Der Christopher Street Day ist auch für mich ein bedeutendes Ereignis. Historisch und für die ganze queere Community sind die Krawalle, auf die die Demonstration und die Feier an diesem Tag zurückzuführen sind, sehr relevant.
Natürlich gibt es Erzählungen über Queerness, seit es überhaupt Erzählungen gibt - also bereits vor Christus. In den uns übermittelten und übersetzten Schriften werden queere Liebe und Geschlechtsidentitäten oft im Rahmen enger Freundschaften beschrieben. Noch nicht lange findet eine breitere Auseinandersetzung damit statt, was in weniger weiß und christlich geprägten Kulturen anders ist bzw. vor dem Aufzwingen eines heteronormativen Wertesystems war - auch in Bezug auf Erzählungen.

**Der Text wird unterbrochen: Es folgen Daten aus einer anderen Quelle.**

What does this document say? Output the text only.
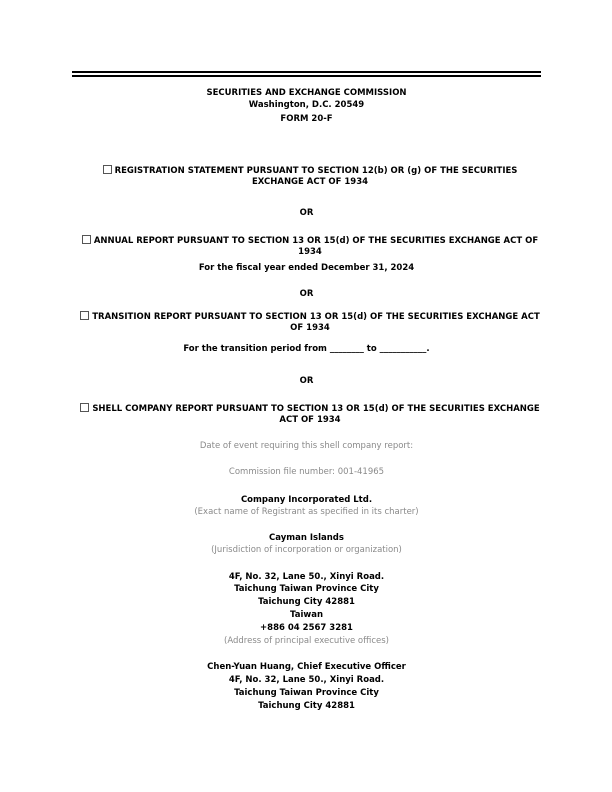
SECURITIES AND EXCHANGE COMMISSION
Washington, D.C. 20549
FORM 20-F
REGISTRATION STATEMENT PURSUANT TO SECTION 12(b) OR (g) OF THE SECURITIES EXCHANGE ACT OF 1934
OR
ANNUAL REPORT PURSUANT TO SECTION 13 OR 15(d) OF THE SECURITIES EXCHANGE ACT OF 1934
For the fiscal year ended December 31, 2024
OR
TRANSITION REPORT PURSUANT TO SECTION 13 OR 15(d) OF THE SECURITIES EXCHANGE ACT OF 1934
For the transition period from ________ to ___________.
OR
SHELL COMPANY REPORT PURSUANT TO SECTION 13 OR 15(d) OF THE SECURITIES EXCHANGE ACT OF 1934
Date of event requiring this shell company report:
Commission file number: 001-41965
Company Incorporated Ltd.
(Exact name of Registrant as specified in its charter)
Cayman Islands
(Jurisdiction of incorporation or organization)
4F, No. 32, Lane 50., Xinyi Road.
Taichung Taiwan Province City
Taichung City 42881
Taiwan
+886 04 2567 3281
(Address of principal executive offices)
Chen-Yuan Huang, Chief Executive Officer
4F, No. 32, Lane 50., Xinyi Road.
Taichung Taiwan Province City
Taichung City 42881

1726 gibt es vermeintlich erste Berichte über einen Mann, der "offen" zu seinem Schwulsein stand. Damals hieß es, er hätte sich seiner Sodomie nicht geschämt. Unter dem Begriff "Sodomie" wurde zur damaligen Zeit sündiges Sexualverhalten, das nicht der Fortpflanzung in der Ehe diente, verstanden. Es handelt sich um ein religiöses, christliches Konstrukt. Heute wird Sodomie im Zusammenhang mit Homosexualität nur selten verwendet und gilt als diskriminierend. Die Bedeutung hat sich stark gewandelt, der Begriff Sodomie bezeichnet mittlerweile den Geschlechtsverkehr mit Tieren. Aber zurück in das Jahr 1726: William Brown wurde laut der Erzählung verhaftet, nachdem er eine Cruising Area in London verlassen hatte. In einem solchen Gebiet, meist Parks oder Parkplätze, treffen sich auch heute noch vor allem schwule Männer für unkomplizierten Sex.
"Ich habe es gemacht, weil ich ihn kannte und weil ich denke, dass es kein Verbrechen ist, zu tun, was meinem Körper gefällt."
Brown wurde dazu verurteilt, in London an den Pranger gestellt zu werden - also öffentlich gefesselt und vorgeführt zu werden -, außerdem erhielt er eine Geldstrafe und musste für zwei Monate ins Gefängnis. Diese Überlieferung gilt heute also als die erste, in der ein Mann seine homosexuelle Liebschaft bestätigte.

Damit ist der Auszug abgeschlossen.